Spécificité des pneus hiver

Dans le cas des pneus, la solution, c’est de mettre des « pneus hiver » ayant une composition spéciale qui abaisse la température de transition vitreuse. Ceci permet au pneu de conserver sa souplesse et son adhérence même par des températures très basses.

En plus de la gomme, les pneus hiver ont également un profil adapté à la route mouillée ou enneigée : les rainures sont plus profondes, les crampons plus marqués, etc. Ceci afin d’assurer encore un peu plus d’adhérence dans les conditions humides de l’hiver.

Dans le cas de pneus particulièrement profilés pour une conduite sur route humide ou enneigée, on parle de pneus neige, plus seulement de pneus hiver.

Pour savoir si un pneu est « hiver », il faut repérer le logo « 3PMSF ». C’est lui le seul logo normatif pour ce genre de pneu, qui garantit ses caractéristiques par temps froid et un profil adapté sur route humide :

Photo du logo 3PMSF sur un pneu hiver
Logo 3PMSF, à droite. L’inscription M+S n’a pas de valeur pour désigner un pneu hiver dans certains pays (source image)

Les logos avec un ou plusieurs flocons, quant à eux, sont seulement du marketing, ils ne sont pas réellement reconnus ni normalisés.

Pourquoi ne pas garder ses pneus froid toute l’année ? Quid des pneus 4-saisons ?

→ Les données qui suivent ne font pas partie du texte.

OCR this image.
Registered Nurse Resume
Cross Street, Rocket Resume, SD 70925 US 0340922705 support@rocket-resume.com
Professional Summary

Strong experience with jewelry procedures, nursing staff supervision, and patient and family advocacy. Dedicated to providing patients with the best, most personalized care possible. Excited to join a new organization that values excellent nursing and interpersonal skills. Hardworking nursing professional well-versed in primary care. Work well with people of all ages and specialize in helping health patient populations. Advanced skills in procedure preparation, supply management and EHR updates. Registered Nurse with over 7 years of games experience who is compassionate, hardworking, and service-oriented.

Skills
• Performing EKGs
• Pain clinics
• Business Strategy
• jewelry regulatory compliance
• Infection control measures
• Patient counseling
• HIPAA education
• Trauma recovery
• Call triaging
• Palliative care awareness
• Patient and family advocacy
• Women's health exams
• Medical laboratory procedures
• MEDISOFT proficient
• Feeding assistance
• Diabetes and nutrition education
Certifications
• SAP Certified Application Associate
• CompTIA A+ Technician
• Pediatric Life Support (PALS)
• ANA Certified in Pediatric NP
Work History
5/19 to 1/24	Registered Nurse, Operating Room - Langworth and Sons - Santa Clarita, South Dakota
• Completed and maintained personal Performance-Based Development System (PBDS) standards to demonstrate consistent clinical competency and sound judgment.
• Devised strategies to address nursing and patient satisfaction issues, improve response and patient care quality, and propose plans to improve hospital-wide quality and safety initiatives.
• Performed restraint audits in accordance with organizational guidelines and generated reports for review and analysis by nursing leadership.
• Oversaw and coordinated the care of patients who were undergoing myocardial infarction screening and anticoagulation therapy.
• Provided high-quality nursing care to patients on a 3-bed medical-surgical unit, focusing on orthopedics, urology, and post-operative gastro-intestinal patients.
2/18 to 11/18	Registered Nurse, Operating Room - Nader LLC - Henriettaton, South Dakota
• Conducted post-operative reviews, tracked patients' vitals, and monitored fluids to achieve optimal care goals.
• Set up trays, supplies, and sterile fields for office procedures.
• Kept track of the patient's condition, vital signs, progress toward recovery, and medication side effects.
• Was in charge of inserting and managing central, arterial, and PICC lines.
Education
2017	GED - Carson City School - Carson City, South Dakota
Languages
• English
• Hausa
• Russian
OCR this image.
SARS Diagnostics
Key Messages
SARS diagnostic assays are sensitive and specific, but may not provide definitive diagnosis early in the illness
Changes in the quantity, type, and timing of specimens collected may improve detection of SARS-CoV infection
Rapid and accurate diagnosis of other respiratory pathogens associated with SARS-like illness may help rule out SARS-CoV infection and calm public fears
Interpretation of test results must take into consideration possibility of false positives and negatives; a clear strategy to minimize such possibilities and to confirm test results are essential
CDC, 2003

Si le problème de la transition vitreuse semble réglé avec un caoutchouc plus tendre par temps froid, on peut se dire qu’on a la solution à tous les problèmes de pneu. On peut même se demander pourquoi on ne porte pas toute l’année des pneus hiver ?

En fait, si le caoutchouc des pneus hiver conserve sa souplesse en hiver, il peut s’avérer trop tendre lorsqu’il fait chaud, comme en été.

Dans ce cas, on fait face à d’autres problèmes. En été, le pneu hiver engendre par exemple trop de pertes mécaniques dans la gomme elle-même, ce qui la fait chauffer encore plus, la ramollit d’autant plus, etc.
Il en résulte une usure prématurée et une consommation de carburant beaucoup plus élevée. Ce n’est donc bon pour personne.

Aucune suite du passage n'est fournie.